Thursday, September 29, 2011

Punishment 201


"Fallout" from using punishment

If not used perfectly, and sometimes even when perfect, punishment can have unwanted side affects.  These side affects can damage your relationship with your dog and may cause other behavior or emotional problems.  The Troublesome Thirteen fallout categories are:

Fallout Number One   Punishment differs from reward because it has no reliable effect on future behavior.  Punished behaviors aren't actually gone, they are only suppressed and can return at any time.  Punishment undermines confidence and suppresses all behavior, especially the dog's problem solving behavior.  This then is the reason guide dogs and bomb detection dogs aren't trained using punishment - they need to be problem solvers.  Punishment often suppresses a dog's natural warning cues, such as growling or posturing.  This is why behaviorists so often hear, "he just bit with no warning". 
Fallout Number Two   The one who is receiving the punishment is the one who "decides" what it is being punished for. Thus punishment may result in avoiding something you didn't intend (i.e. the dog still chases rabbits but now it won't go near peach trees) or an increase in the behavior if it was from fear (such as barking/growling at strangers or other dogs).

Fallout Number Three   The unwanted behavior may not happen when you are there and actually increase when you aren't there (i.e. when you can't enforce it). Punishment often creates smarter and more clever misbehavior. 

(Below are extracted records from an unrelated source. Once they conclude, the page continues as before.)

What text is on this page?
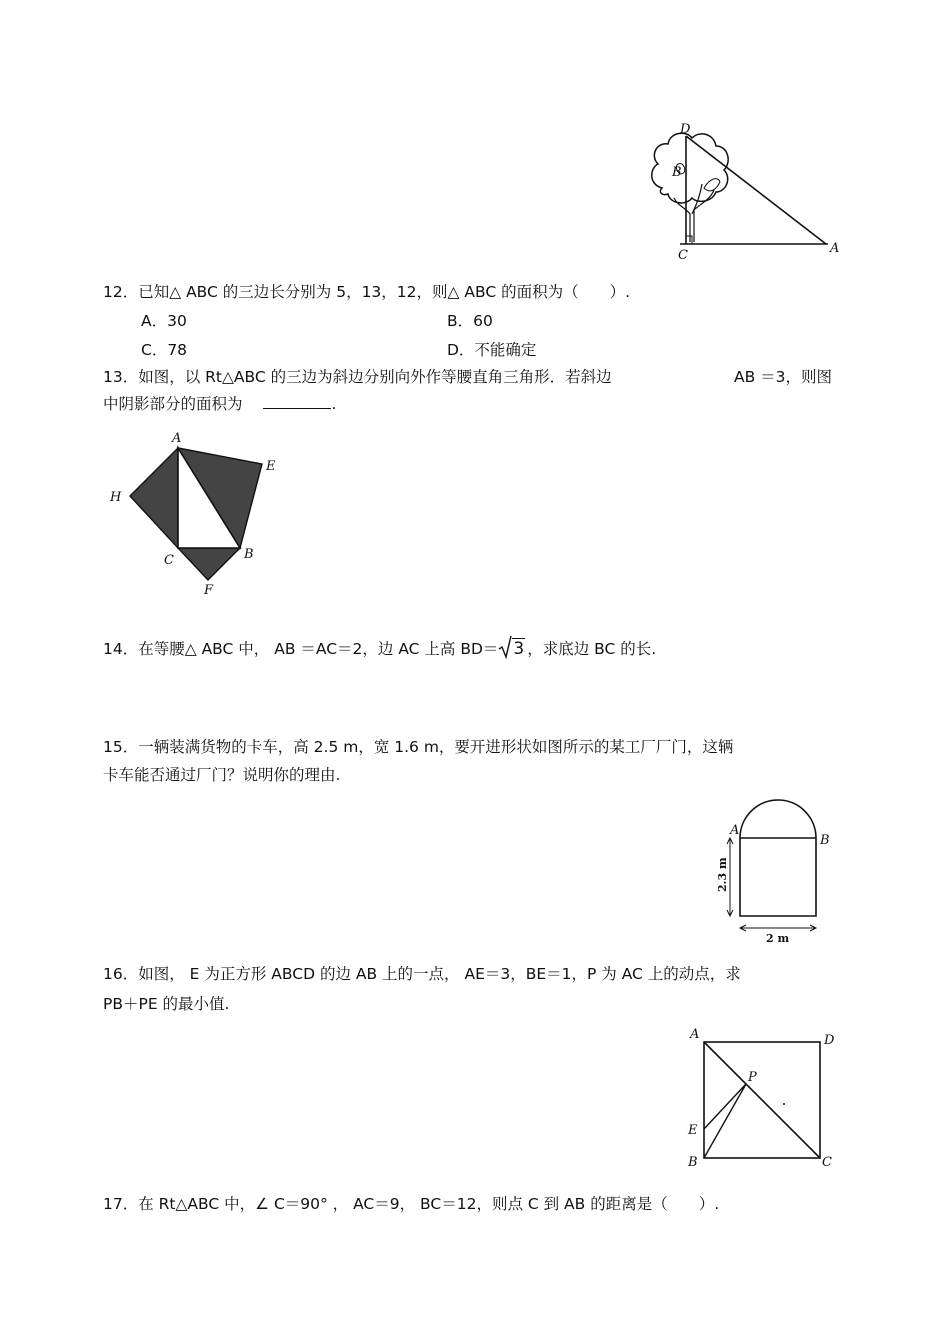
D
B
C	A
12．已知△ ABC 的三边长分别为 5，13，12，则△ ABC 的面积为（　　）.
A．30	B．60
C．78	D．不能确定
13．如图，以 Rt△ABC 的三边为斜边分别向外作等腰直角三角形．若斜边	AB ＝3，则图
中阴影部分的面积为	.
A
E
H
C	B
F
14．在等腰△ ABC 中， AB ＝AC＝2，边 AC 上高 BD＝ 3 ，求底边 BC 的长.
15．一辆装满货物的卡车，高 2.5 m，宽 1.6 m，要开进形状如图所示的某工厂厂门，这辆
卡车能否通过厂门？说明你的理由.
A
B
2.3 m
2 m
16．如图， E 为正方形 ABCD 的边 AB 上的一点， AE＝3，BE＝1，P 为 AC 上的动点，求
PB＋PE 的最小值.
A	D
P
E
B	C
17．在 Rt△ABC 中，∠ C＝90° ， AC＝9， BC＝12，则点 C 到 AB 的距离是（　　）.
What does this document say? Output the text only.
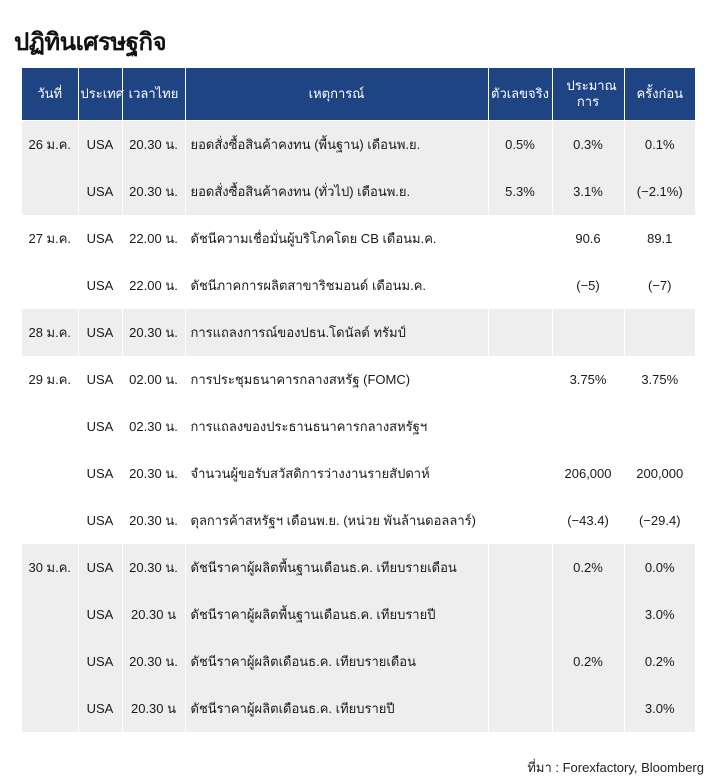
ปฏิทินเศรษฐกิจ
วันที่	ประเทศ	เวลาไทย	เหตุการณ์	ตัวเลขจริง	ประมาณการ	ครั้งก่อน
26 ม.ค.	USA	20.30 น.	ยอดสั่งซื้อสินค้าคงทน (พื้นฐาน) เดือนพ.ย.	0.5%	0.3%	0.1%
	USA	20.30 น.	ยอดสั่งซื้อสินค้าคงทน (ทั่วไป) เดือนพ.ย.	5.3%	3.1%	(−2.1%)
27 ม.ค.	USA	22.00 น.	ดัชนีความเชื่อมั่นผู้บริโภคโดย CB เดือนม.ค.		90.6	89.1
	USA	22.00 น.	ดัชนีภาคการผลิตสาขาริชมอนด์ เดือนม.ค.		(−5)	(−7)
28 ม.ค.	USA	20.30 น.	การแถลงการณ์ของปธน.โดนัลด์ ทรัมป์			
29 ม.ค.	USA	02.00 น.	การประชุมธนาคารกลางสหรัฐ (FOMC)		3.75%	3.75%
	USA	02.30 น.	การแถลงของประธานธนาคารกลางสหรัฐฯ			
	USA	20.30 น.	จำนวนผู้ขอรับสวัสดิการว่างงานรายสัปดาห์		206,000	200,000
	USA	20.30 น.	ดุลการค้าสหรัฐฯ เดือนพ.ย. (หน่วย พันล้านดอลลาร์)		(−43.4)	(−29.4)
30 ม.ค.	USA	20.30 น.	ดัชนีราคาผู้ผลิตพื้นฐานเดือนธ.ค. เทียบรายเดือน		0.2%	0.0%
	USA	20.30 น	ดัชนีราคาผู้ผลิตพื้นฐานเดือนธ.ค. เทียบรายปี			3.0%
	USA	20.30 น.	ดัชนีราคาผู้ผลิตเดือนธ.ค. เทียบรายเดือน		0.2%	0.2%
	USA	20.30 น	ดัชนีราคาผู้ผลิตเดือนธ.ค. เทียบรายปี			3.0%
ที่มา : Forexfactory, Bloomberg
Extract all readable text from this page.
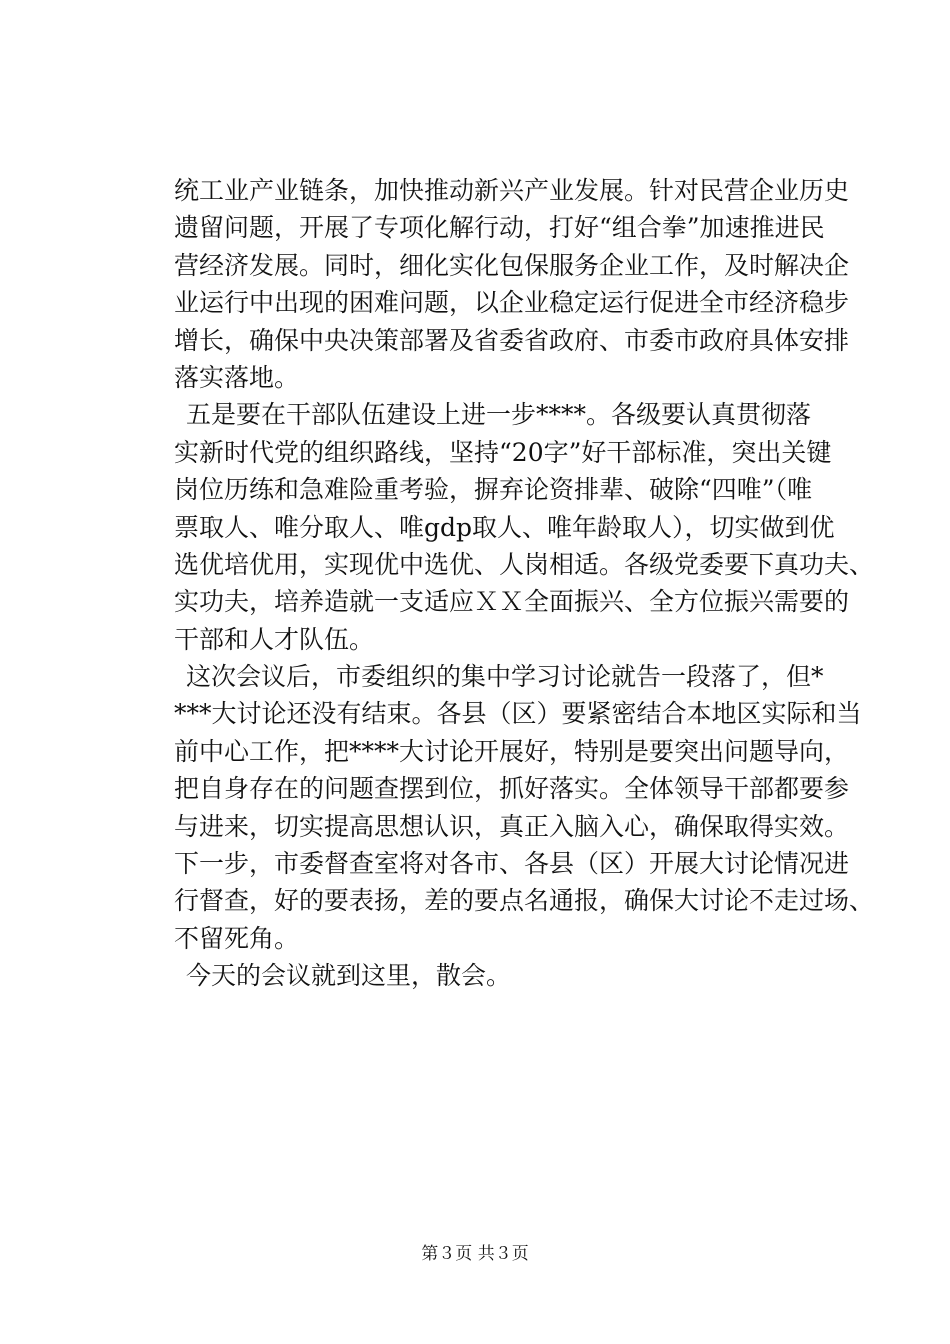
统工业产业链条，加快推动新兴产业发展。针对民营企业历史
遗留问题，开展了专项化解行动，打好“组合拳”加速推进民
营经济发展。同时，细化实化包保服务企业工作，及时解决企
业运行中出现的困难问题，以企业稳定运行促进全市经济稳步
增长，确保中央决策部署及省委省政府、市委市政府具体安排
落实落地。
五是要在干部队伍建设上进一步****。各级要认真贯彻落
实新时代党的组织路线，坚持“20字”好干部标准，突出关键
岗位历练和急难险重考验，摒弃论资排辈、破除“四唯”（唯
票取人、唯分取人、唯gdp取人、唯年龄取人），切实做到优
选优培优用，实现优中选优、人岗相适。各级党委要下真功夫、
实功夫，培养造就一支适应ＸＸ全面振兴、全方位振兴需要的
干部和人才队伍。
这次会议后，市委组织的集中学习讨论就告一段落了，但*
***大讨论还没有结束。各县（区）要紧密结合本地区实际和当
前中心工作，把****大讨论开展好，特别是要突出问题导向，
把自身存在的问题查摆到位，抓好落实。全体领导干部都要参
与进来，切实提高思想认识，真正入脑入心，确保取得实效。
下一步，市委督查室将对各市、各县（区）开展大讨论情况进
行督查，好的要表扬，差的要点名通报，确保大讨论不走过场、
不留死角。
今天的会议就到这里，散会。
第３页 共３页
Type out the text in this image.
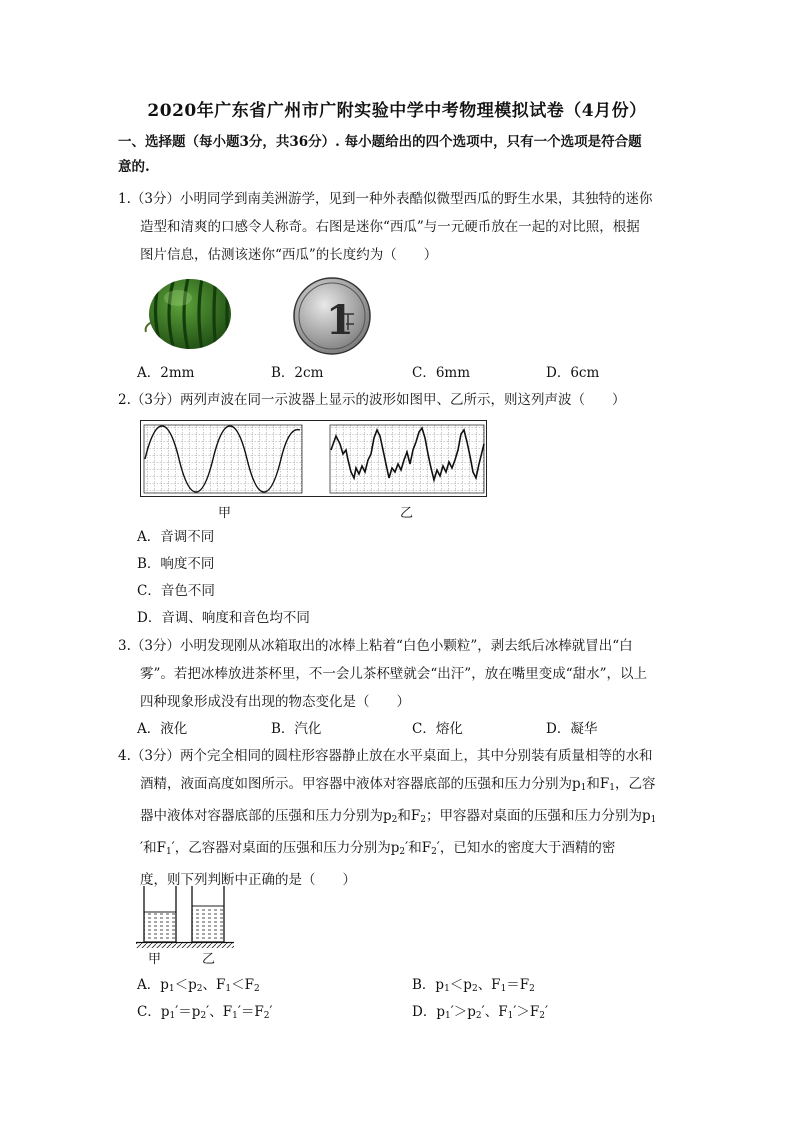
2020年广东省广州市广附实验中学中考物理模拟试卷（4月份）
一、选择题（每小题3分，共36分）. 每小题给出的四个选项中，只有一个选项是符合题
意的.
1.（3分）小明同学到南美洲游学，见到一种外表酷似微型西瓜的野生水果，其独特的迷你
造型和清爽的口感令人称奇。右图是迷你“西瓜”与一元硬币放在一起的对比照，根据
图片信息，估测该迷你“西瓜”的长度约为（　　）
1
A．2mm	B．2cm	C．6mm	D．6cm
2.（3分）两列声波在同一示波器上显示的波形如图甲、乙所示，则这列声波（　　）
甲	乙
A．音调不同
B．响度不同
C．音色不同
D．音调、响度和音色均不同
3.（3分）小明发现刚从冰箱取出的冰棒上粘着“白色小颗粒”，剥去纸后冰棒就冒出“白
雾”。若把冰棒放进茶杯里，不一会儿茶杯壁就会“出汗”，放在嘴里变成“甜水”，以上
四种现象形成没有出现的物态变化是（　　）
A．液化	B．汽化	C．熔化	D．凝华
4.（3分）两个完全相同的圆柱形容器静止放在水平桌面上，其中分别装有质量相等的水和
酒精，液面高度如图所示。甲容器中液体对容器底部的压强和压力分别为$p_1$和$F_1$，乙容
器中液体对容器底部的压强和压力分别为$p_2$和$F_2$；甲容器对桌面的压强和压力分别为$p_1$
′和$F_1'$，乙容器对桌面的压强和压力分别为$p_2'$和$F_2'$，已知水的密度大于酒精的密
度，则下列判断中正确的是（　　）
甲	乙
A．$p_1<p_2$、$F_1<F_2$	B．$p_1<p_2$、$F_1=F_2$
C．$p_1'=p_2'$、$F_1'=F_2'$	D．$p_1'>p_2'$、$F_1'>F_2'$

Gimme here:  If you punish your puppy for pottying in the house, you haven't taught them where they should potty, but you have taught them not to potty when you are around to see them.  Then that puppy may potty behind furniture or in another room and then you get to feel it squishy in between your toes. 

Even if you do get through the lesson about where-to-potty, you may discover that she doesn't want to potty when she is on leash because you are there and looking.  That can be a real nuisance when you are traveling, especially when its raining.  So, if you feel a burning need to hit someone with a rolled up newspaper for a house training accident, hit yourself.  I'm just saying.

Fallout Number Four   Poorly timed punishment breaks the dog's trust and creates harm to your  relationship by teaching the dog that you are sometimes bad to them for no reason.  If the dog hasn't learned the behavior you want and is punished during learning, the same harm to the relationship occurs.

Fallout Number Five   Even with perfectly timed punishment the trainer is associated with the punishment.  Dogs trained with punishment learn to do things to avoid the punishment... they also learn to avoid any situation that leads to punishment - they can learn to avoid you.

Fallout Number Six   When punishment is applied inconsistently and the unwanted behavior is self-rewarding, you create a situation of variable rewards, which has the effect of increasing the bad behavior.  Dogs trained by punishment learn that absence of punishment means they are doing right - "false positives" for a behavior being okay. Thus any time you cannot punish a bad behavior they are getting a reward that says that it is okay (on a variable schedule - the strongest of all). This is confusing, to say the least, and complicates the process of reducing bad behaviors.

Fallout Number Seven   When the behavior is "necessary" or self-rewarding, the punishment will only suppress it for a short while and then survival drives will cause the bad behavior to return, usually stronger than before.

Fallout Number Eight   When the trainer isn't ready with an good replacement behavior, the dog may create its own behavior to fill the void, which can be worse or no better than before.

Fallout Number Nine   Punishment is aggressive in nature and aggression begets aggression.  You may unintentionally teach your dog that it needs to defend itself - from you.  

A dog's physical response time is 5 times faster than a human response. Also, dogs have a jaw strength of 1500 pounds of pressure per square inch. So what we have is a dog who can respond to a situation very rapidly with the potential to do a lot of damage. Add to the mix the fact that he knows what he is going to do before you do. Why would you ever want to teach your dog that aggression is an good way to handle conflict between the two of you?

Fallout Number Ten   "Mild" punishment can gradually become tolerated until more severe punishment is necessary and needed more often to keep the behavior suppressed. In competition with self-rewarding behaviors, punishers eventually lose effectiveness unless extremely intense. And yet, punishers that are strong enough can even put a stop to survival-based behaviors.

Fallout Number Eleven   Punishment that only suppresses behavior without teaching a good replacement behavior can lead to obsessive behavior. In the case of punishment that suppresses behaviors innate to a specific breed, those drives become stronger and stronger until the reward for satisfaction overcomes the avoidance of the punishment.

Fallout Number Twelve   Punishment can become a conditioned positive reinforcer if your timing is imperfect or if you "show them you still love them" following punishment. Both cases will increase the frequency of the behavior you don't want.

Fallout Number Thirteen   Dogs trained with punishment may learn they only have to "behave" for someone who can punish them; i.e. to only respect someone who enforces rules with force. For those who can't enforce the rules they may be set up to be "at risk", at the very least they are set up to be ignored by the dog and unable to control it. Being "at risk" includes other family members, children, elderly people, neighbors and guests.